The recent Citizen for Credible Election (CfCE) demonstrations in Malawi have reignited serious concerns about the role and responsibilities of security forces during public protests.
Eyewitness accounts and media reports indicate that both the Malawi Police Service and the Malawi Defence Force (MDF) were visibly present at the scene, yet failed to intervene to prevent the outbreak of violence.
Demonstrators reportedly clashed with counter-protesters and were met with threats, injuries, and destruction of property, all while uniformed officers stood by without taking preventive or protective action.
This apparent non-intervention raises fundamental legal and constitutional questions about the duties of security personnel in democratic societies, particularly when the right to assemble and protest is at stake.
Under Section 38 of the Constitution of the Republic of Malawi, every person has the right to assemble and demonstrate with others peacefully and unarmed.

Additionally, Section 153 of the Constitution establishes the Malawi Police Service as a body tasked with the protection of public safety, the rights of individuals, and the maintenance of law and order.

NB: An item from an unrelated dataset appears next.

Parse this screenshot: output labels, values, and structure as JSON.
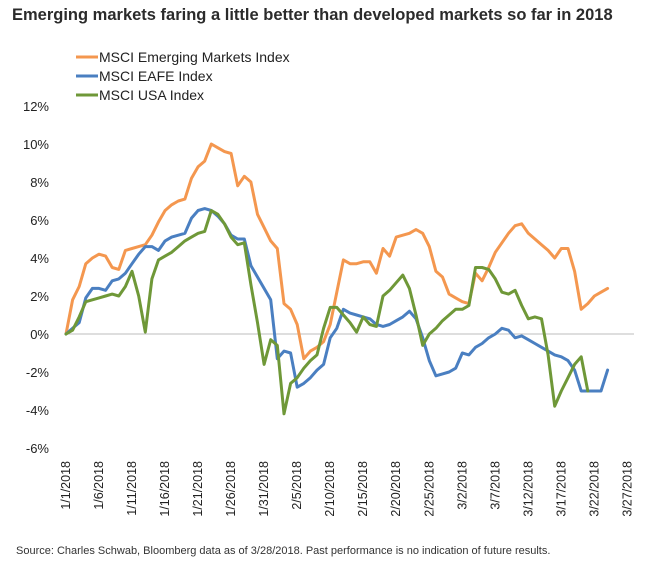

Furthermore, Section 4 of the Police Act (Chapter 13:01 of the Laws of Malawi) mandates the police to prevent and detect crime, protect life and property, and preserve peace.
In the case of the MDF, the Defence Force Act and Section 160 of the Constitution provide that the military’s role, even in internal deployments, must be to assist civilian authorities in maintaining public order under lawful instructions.
Internationally, Malawi is a signatory to various human rights treaties, including the International Covenant on Civil and Political Rights (ICCPR), which guarantees freedom of assembly and obliges states to ensure the safety of those exercising this right.
The United Nations Basic Principles on the Use of Force and Firearms by Law Enforcement Officials emphasize that security officers must, at all times, protect life and prevent violence, even during civil unrest.
The visible failure of both police and military personnel to act during the protests, therefore, appears to contradict both domestic and international legal obligations.
Inaction in such contexts can be interpreted as tacit approval of violence, and in some cases, may amount to a dereliction of duty or complicity by omission.
Moreover, the presence of security forces without intervention creates a dangerous perception of partisanship or selective enforcement of the law, especially when victims of violence are protesters critical of state-related decisions.
It becomes critical to question whether the inaction was a result of political instructions, operational paralysis, or failure within Malawi’s security establishment.
The judiciary and oversight institutions like the Malawi Human Rights Commission must now investigate these incidents thoroughly and impartially to restore public confidence.
Beyond investigations, there is a need for comprehensive reforms in protest policing, starting with clearer protocols on the role of military support during civil demonstrations.
Civil society organizations and legal practitioners must continue to demand accountability and transparency from security agencies to safeguard democracy and human rights.
As Malawi heads towards another election cycle, the conduct of security forces during protests will remain under scrutiny, and their neutrality will be key in upholding democratic values.
The violence and inaction during the demonstrations serve as a grim reminder of the delicate balance between power, responsibility, and the rule of law in times of civil dissent.